La conférence annuelle du Labour s'est déroulée du 22 au 25 septembre à Brighton pour la 23e fois depuis 1929. Avec Blackpool, cette ville balnéaire du Sussex est un lieu symbolique du mouvement travailliste britannique.
Après plusieurs éditions dans le nord (Manchester lors de l'élection d'Ed Miliband, puis Liverpool puis à nouveau Manchester) le Labour revient dans le sud. Brighton fait partie de ces territoires dans lesquels, le Labour a reculé fortement lors des dernières élections.
Les Conférences annuelles sont des événements nationaux qui ressemblent à un mélange entre nos universités d'été du PS et nos congrès.

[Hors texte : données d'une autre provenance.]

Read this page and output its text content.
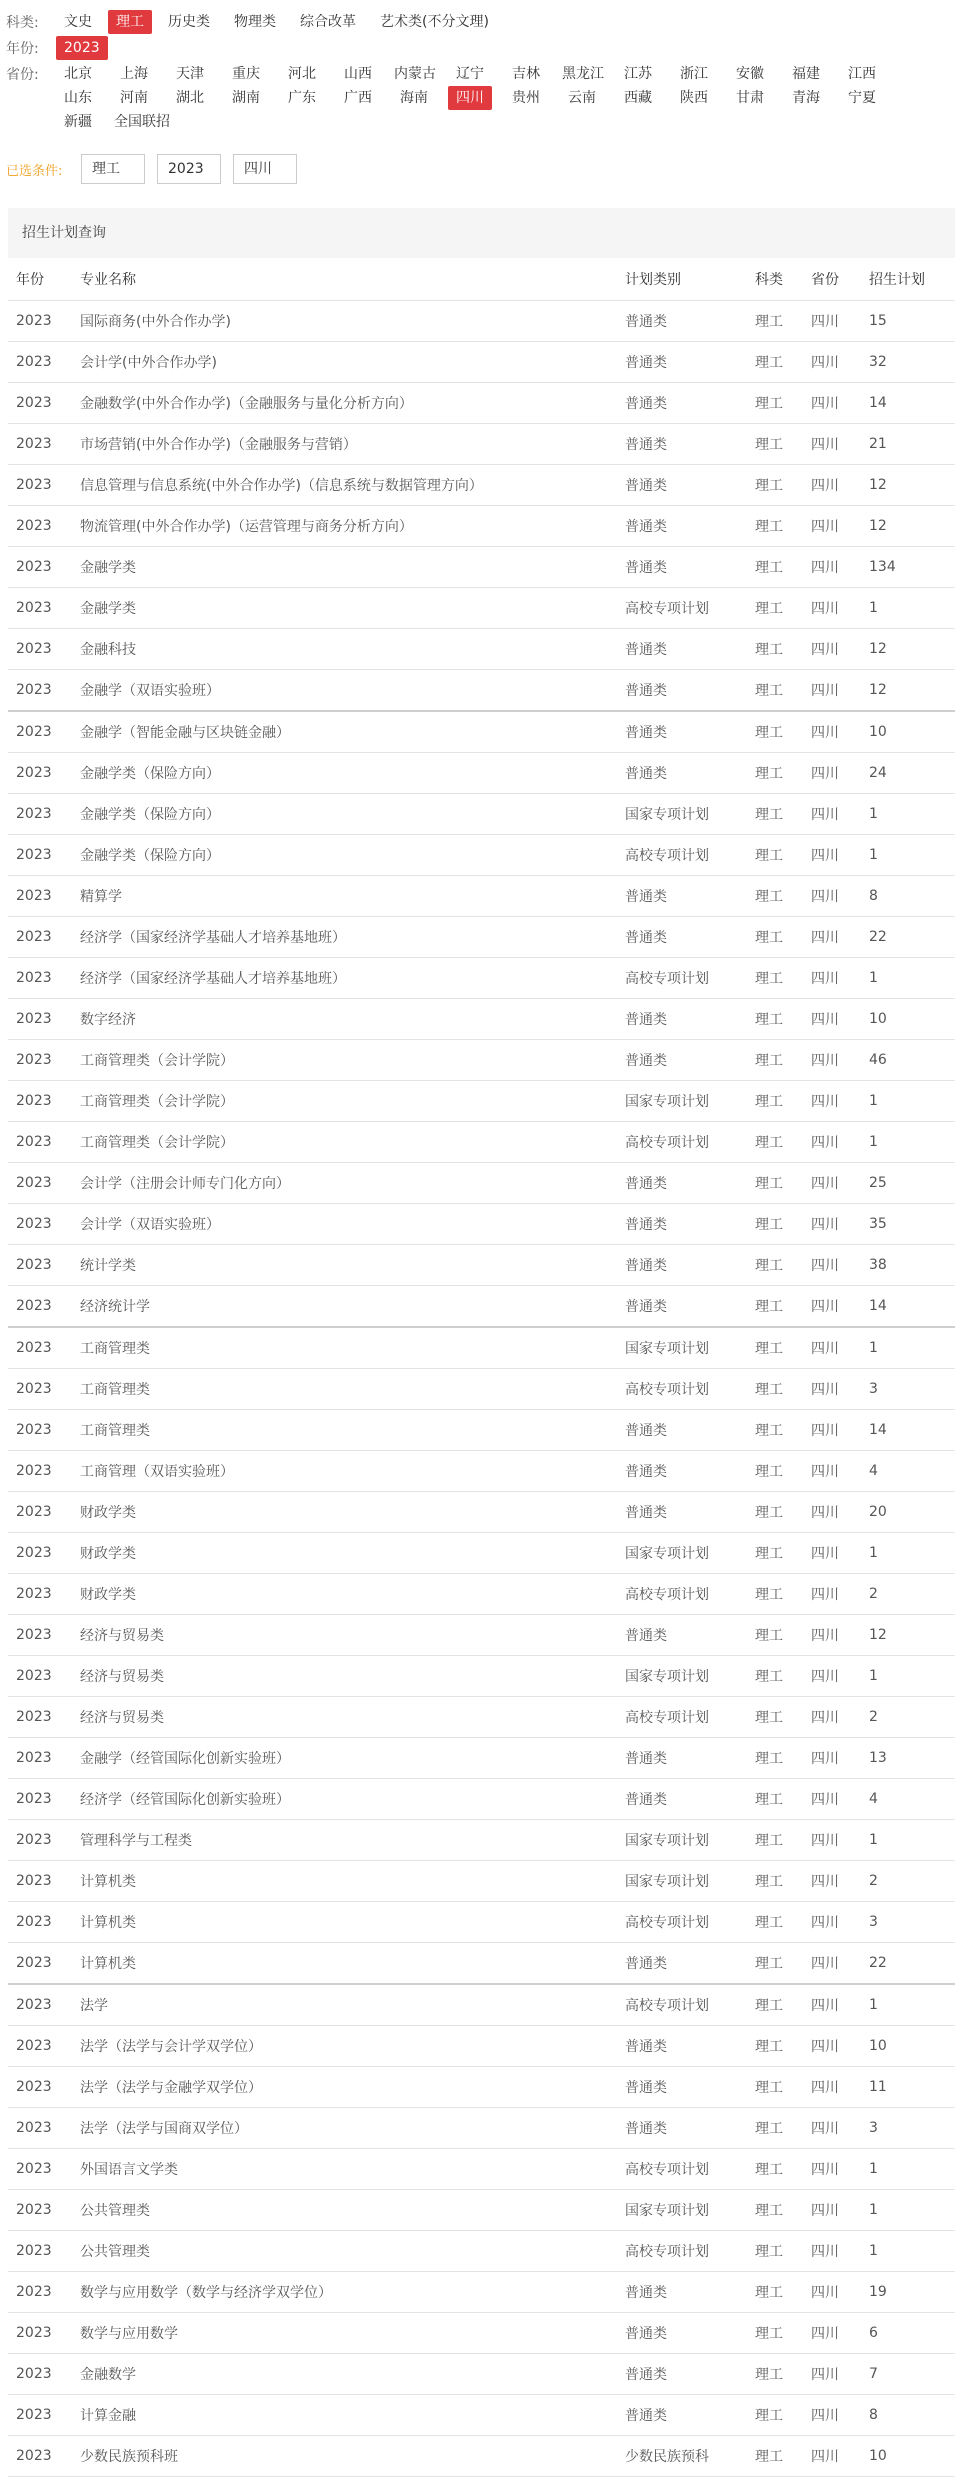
科类:	文史	理工	历史类	物理类	综合改革	艺术类(不分文理)
年份:	2023
省份:	北京	上海	天津	重庆	河北	山西	内蒙古	辽宁	吉林	黑龙江	江苏	浙江	安徽	福建	江西
山东	河南	湖北	湖南	广东	广西	海南	四川	贵州	云南	西藏	陕西	甘肃	青海	宁夏
新疆	全国联招
已选条件:	理工	2023	四川
招生计划查询
年份	专业名称	计划类别	科类	省份	招生计划
2023	国际商务(中外合作办学)	普通类	理工	四川	15
2023	会计学(中外合作办学)	普通类	理工	四川	32
2023	金融数学(中外合作办学)（金融服务与量化分析方向）	普通类	理工	四川	14
2023	市场营销(中外合作办学)（金融服务与营销）	普通类	理工	四川	21
2023	信息管理与信息系统(中外合作办学)（信息系统与数据管理方向）	普通类	理工	四川	12
2023	物流管理(中外合作办学)（运营管理与商务分析方向）	普通类	理工	四川	12
2023	金融学类	普通类	理工	四川	134
2023	金融学类	高校专项计划	理工	四川	1
2023	金融科技	普通类	理工	四川	12
2023	金融学（双语实验班）	普通类	理工	四川	12
2023	金融学（智能金融与区块链金融）	普通类	理工	四川	10
2023	金融学类（保险方向）	普通类	理工	四川	24
2023	金融学类（保险方向）	国家专项计划	理工	四川	1
2023	金融学类（保险方向）	高校专项计划	理工	四川	1
2023	精算学	普通类	理工	四川	8
2023	经济学（国家经济学基础人才培养基地班）	普通类	理工	四川	22
2023	经济学（国家经济学基础人才培养基地班）	高校专项计划	理工	四川	1
2023	数字经济	普通类	理工	四川	10
2023	工商管理类（会计学院）	普通类	理工	四川	46
2023	工商管理类（会计学院）	国家专项计划	理工	四川	1
2023	工商管理类（会计学院）	高校专项计划	理工	四川	1
2023	会计学（注册会计师专门化方向）	普通类	理工	四川	25
2023	会计学（双语实验班）	普通类	理工	四川	35
2023	统计学类	普通类	理工	四川	38
2023	经济统计学	普通类	理工	四川	14
2023	工商管理类	国家专项计划	理工	四川	1
2023	工商管理类	高校专项计划	理工	四川	3
2023	工商管理类	普通类	理工	四川	14
2023	工商管理（双语实验班）	普通类	理工	四川	4
2023	财政学类	普通类	理工	四川	20
2023	财政学类	国家专项计划	理工	四川	1
2023	财政学类	高校专项计划	理工	四川	2
2023	经济与贸易类	普通类	理工	四川	12
2023	经济与贸易类	国家专项计划	理工	四川	1
2023	经济与贸易类	高校专项计划	理工	四川	2
2023	金融学（经管国际化创新实验班）	普通类	理工	四川	13
2023	经济学（经管国际化创新实验班）	普通类	理工	四川	4
2023	管理科学与工程类	国家专项计划	理工	四川	1
2023	计算机类	国家专项计划	理工	四川	2
2023	计算机类	高校专项计划	理工	四川	3
2023	计算机类	普通类	理工	四川	22
2023	法学	高校专项计划	理工	四川	1
2023	法学（法学与会计学双学位）	普通类	理工	四川	10
2023	法学（法学与金融学双学位）	普通类	理工	四川	11
2023	法学（法学与国商双学位）	普通类	理工	四川	3
2023	外国语言文学类	高校专项计划	理工	四川	1
2023	公共管理类	国家专项计划	理工	四川	1
2023	公共管理类	高校专项计划	理工	四川	1
2023	数学与应用数学（数学与经济学双学位）	普通类	理工	四川	19
2023	数学与应用数学	普通类	理工	四川	6
2023	金融数学	普通类	理工	四川	7
2023	计算金融	普通类	理工	四川	8
2023	少数民族预科班	少数民族预科	理工	四川	10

Elles durent près d'une semaine en commençant par les congrès des syndicats puis elles se terminent par un congrès au cours duquel on vote les textes ou les grandes décisions tandis que dans tous ce que la ville compte de lieux de débats, de salles, de salons etc, des dizaines de "fringe meetings" des ateliers se tiennent de 7h30 à 21h sur tous les sujets.
Ils sont organisés par tout ce que la sphère politique, syndicale, associative progressiste peut compter. Des courants de gauche comme Compass aux think tanks de "centre gauche" comme Policy Network, en passant par les socialistes chrétiens, les défenseurs des animaux etc...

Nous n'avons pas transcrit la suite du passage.